Creature from Another Species

Paul Cezanne: The Bathers Resting

Gabriel Josipovici, in his book Whatever Happened to Modernism, devotes a lot of attention to Cézanne as a modernist, an artist who realizes that he cannot supply ready-made meaning, a completed narrative.

The agony of Cézanne, the doubt he constantly feels about the value and even the point of what he is doing, stems from this, that he does not start with a given image, ready-made, but seeks instead to recreate each time the sense we have of the world coming to life as we look at and live in it. As Merleau-Ponty says:

We live in the minds of man-made objects, among tools, in houses, streets, cities, and most of the time we see them only through the human actions which put them to use. We become used to thinking that all of this exists necessarily and unshakably. Cézanne’s painting suspends these habits of thought and reveals the base of inhuman nature upon which man has installed himself. This is why Cézanne’s people are strange, as if viewed by a creature of another species. (96)

Musil is a modernist in just this way. We cannot help at times seeing his characters as members of a different species.

The General’s eyes began to itch, and to roll around gloomily, goggling at the translucent air around him. But Arnheim was not waiting to be asked for particulars; words flowed from his lips, from that pale pink slit between his clipped mustache and little pointed beard. (I,620)

At long last her fit began to wear off and her body quieted down. Her eyes brimming with tears, she sat up in the bed, her little breasts drooping slackly from a body not yet under the mind’s full control. Ulrich took a deep breath, again overcome with repugnance at the inhuman, merely physical aspects of the experience. (I,680)

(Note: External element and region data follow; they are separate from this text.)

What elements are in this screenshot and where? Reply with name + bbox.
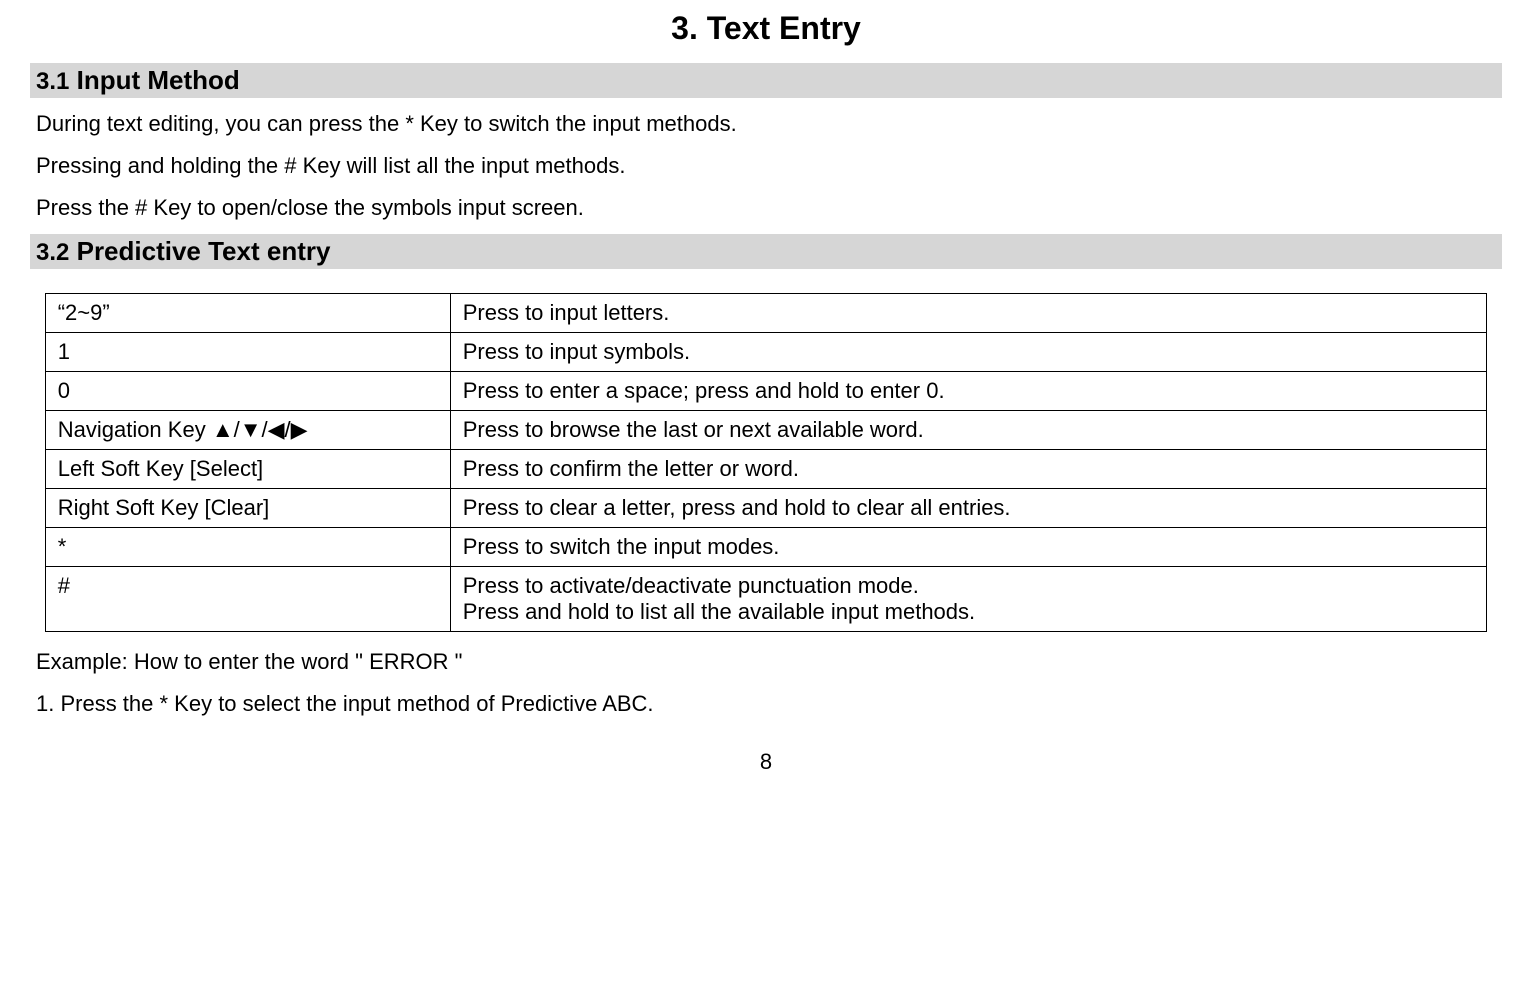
desc-line-2: Press and hold to list all the available…	[463, 599, 1475, 625]
key-cell: Right Soft Key [Clear]	[45, 488, 450, 527]
desc-cell: Press to input symbols.	[450, 332, 1487, 371]
desc-cell: Press to clear a letter, press and hold …	[450, 488, 1487, 527]
paragraph-3: Press the # Key to open/close the symbol…	[36, 192, 1496, 224]
key-cell: Navigation Key ▲/▼/◀/▶	[45, 410, 450, 449]
page-content: 3. Text Entry 3.1 Input Method During te…	[0, 0, 1532, 795]
desc-cell: Press to switch the input modes.	[450, 527, 1487, 566]
chapter-title: 3. Text Entry	[30, 10, 1502, 47]
key-cell: #	[45, 566, 450, 631]
section-3-1-label: Input Method	[69, 65, 239, 95]
table-row: 0 Press to enter a space; press and hold…	[45, 371, 1487, 410]
key-cell: Left Soft Key [Select]	[45, 449, 450, 488]
section-3-2-header: 3.2 Predictive Text entry	[30, 234, 1502, 269]
table-row: # Press to activate/deactivate punctuati…	[45, 566, 1487, 631]
example-step-1: 1. Press the * Key to select the input m…	[36, 688, 1496, 720]
navigation-arrows-icon: ▲/▼/◀/▶	[212, 417, 308, 442]
section-3-1-number: 3.1	[36, 68, 69, 95]
section-3-2-label: Predictive Text entry	[69, 236, 330, 266]
table-row: Left Soft Key [Select] Press to confirm …	[45, 449, 1487, 488]
key-cell: “2~9”	[45, 293, 450, 332]
desc-cell: Press to input letters.	[450, 293, 1487, 332]
paragraph-1: During text editing, you can press the *…	[36, 108, 1496, 140]
key-cell: 0	[45, 371, 450, 410]
desc-cell: Press to activate/deactivate punctuation…	[450, 566, 1487, 631]
paragraph-2: Pressing and holding the # Key will list…	[36, 150, 1496, 182]
key-cell: 1	[45, 332, 450, 371]
key-cell: *	[45, 527, 450, 566]
desc-line-1: Press to activate/deactivate punctuation…	[463, 573, 1475, 599]
nav-key-prefix: Navigation Key	[58, 417, 212, 442]
page-number: 8	[30, 749, 1502, 775]
section-3-2-number: 3.2	[36, 239, 69, 266]
section-3-1-header: 3.1 Input Method	[30, 63, 1502, 98]
predictive-text-table: “2~9” Press to input letters. 1 Press to…	[45, 293, 1488, 632]
desc-cell: Press to browse the last or next availab…	[450, 410, 1487, 449]
table-row: 1 Press to input symbols.	[45, 332, 1487, 371]
table-row: “2~9” Press to input letters.	[45, 293, 1487, 332]
table-row: * Press to switch the input modes.	[45, 527, 1487, 566]
desc-cell: Press to confirm the letter or word.	[450, 449, 1487, 488]
table-row: Right Soft Key [Clear] Press to clear a …	[45, 488, 1487, 527]
table-row: Navigation Key ▲/▼/◀/▶ Press to browse t…	[45, 410, 1487, 449]
desc-cell: Press to enter a space; press and hold t…	[450, 371, 1487, 410]
example-heading: Example: How to enter the word " ERROR "	[36, 646, 1496, 678]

Now for a few necessary words about a smile, specifically a man’s smile, and about a beard, created for the male act of smiling into one’s beard… (I,325)

With great and varied skills we create a delusion that enables us to coexist serenely with the most monstrous things, simply because we recognize these frozen grimaces of the universe as a table or a chair, a shout or an outstretched arm, a speed or a roast chicken. (I,574)

At night her head, heavy with unappeased cravings, sat on her shoulders like a coconut with its mat of monkeylike hair growing freakishly inside the shell, and she came close to bursting with helpless rage, like a drinker deprived of his bottle. (I,629)

Arnheim looked impassive where he sat, his lips slightly parted, like a bud opening. Diotima, a silent tower of radiant flesh, gazed at him across the moat between them. (I,650)

4 Responses to “Creature from Another Species”

  1. fromtheside Says:

    Do Cezanne’s card players share this strangeness with his bathers? Or is there just a search in both of them for the essence of human beings?

    • Jim Everett Says:

      I think the card players are strange. Their faces are emotionless (that’s considered good form in poker, though), even that of the young girl. The same is true of the one with two men and a wine bottle (and no wine glasses; very strange). I don’t think your questions are contradictory. Cezanne was exploring the essence of these players even while abstracting them into planes of color. The point is to see with fresh eyes.

  2. fromtheside Says:

    Of course the art by definition is strange – it’s not a reality.
    The card players just don’t seem to try to suspend our habits of thinking that all this man-made world exists necessarily and unshakably, and reveal the base of inhuman nature upon which man has installed himself.
    I think they are more preoccupied with revealing the base of human nature. This is not contradictory to the previous task, and in the same way those questions before are not contradictory – of course you’re right.